Auf dem Hof begann das Leben wieder zu pulsieren. Lilly und Flash pulsierten ebenfalls, aber aus einem anderen Grund. Sie warteten nicht mehr auf die Hochzeitsnacht, sondern gingen gleich in ihre Kammer, wo sie sich zuerst einmal gründlich ausschliefen, bevor sie übereinander herfielen. Am nächsten Morgen erschienen sie dann atemlos und vollauf befriedigt zu ihrer Hochzeit. Sie wussten, dass sie den richtigen Partner gewählt hatten, zumindest hofften sie es.
Olaf und der Zauber hatten beschlossen sich nicht zu trennen. Ja, der Zauber wurde auch frei, nachdem das Grauen zum gemeinen Schatten geschrumpft war. Zusammen trotteten sie in den Wald und hofften noch eine Menge Bärinnen glücklich zu machen. Zufrieden brummten sie einen Walzer.
Juvelius und Imelda standen vor dem alten Hexenhaus. Eine lange Zeit starrten sie nur auf den Wald. Dann begann er in seinem Beutel zu kramen, zog die Pfeife hervor, setzte sich auf die Veranda und begann sie gemächlich zu stopfen. Dann zündete er den Tabak an und wartete und während er wartete ging die Sonne auf. Imelda stand noch immer wie angewurzelt da und hatte keine Ahnung, warum er nicht ging und es sich hier auf ihren Stufen gemütlich machte und auch nicht, warum sie selbst nichts sagte und tat.
Endlich regte sich Juvelius, als ein Strahl genau auf Imelda fiel, sagte er: „Jo dei mei die dau.“ Dann warf er ein Pulver in die Luft, nachdem er schon eine Weile vorher gekramt hatte und Imelda verwandelte sich wieder in ihre natürliche Gestalt. „Du sollst bleiben, die du bist“, fügte er noch hinzu, während er ein anderes Pulver auf den Boden streute und es entzündete. Süßlicher Rauch bildete sich, dann machte es „Poff“ und es war vorbei.
Imelda setzte sich zu ihm auf die Stufen und sagte: „Ich bleibe die Alte. Es ist so, wie das Grauen gesagt hat. Ich bin innen genauso hässlich wie außen. Also, geh besser, du Dummkopf, bevor ich dich noch in einen Frosch verwandle.“
Da begann Juvelius zu lachen bis ihm die Tränen kamen.
„Der hat dich ja ganz schön eingeseift“, sagte er schließlich, als er sich etwas beruhigt hatte. „Du bist die, die du sein willst und niemand sonst. Sieh dich an Imelda, du bist zwar kein junges Mädchen von zwanzig, aber eine schöne Frau. Hör auf deinen Schüler.“ Und wieder musste er lachen, weil sie aufsprang und ins Haus lief.
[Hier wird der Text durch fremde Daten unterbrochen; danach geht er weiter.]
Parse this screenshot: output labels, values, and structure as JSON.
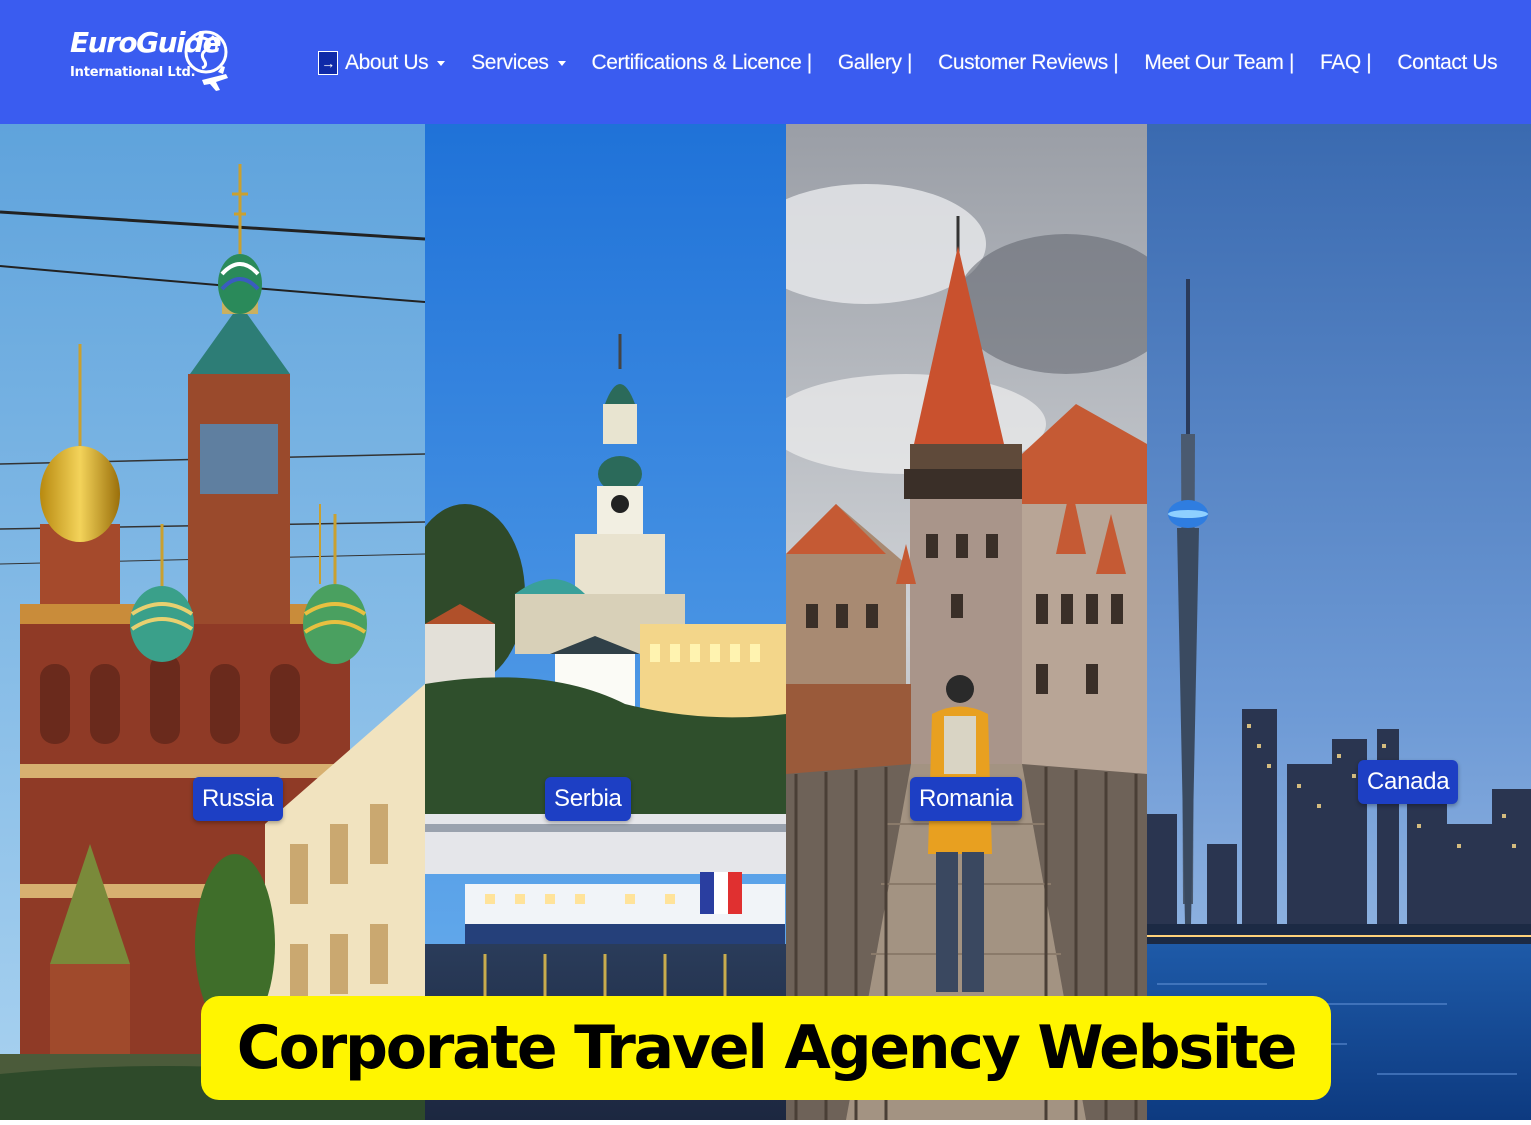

„Potzblitz“, hörte er sie rufen, dann … „Donnerwetter! Wer hätte das gedacht!“
Imelda kam wieder auf die Veranda. Sie hatte einen Krug und zwei Gläser dabei. Dann setzte sie sich zu ihm auf die Stufen, streckte die Beine der Sonne entgegen und fragte: „Machen wir jetzt da weiter, wo wir …?“
Weiter kam sie nicht …
„Fiep! Fiep!“, war alles, das die Ratte dazu sagte.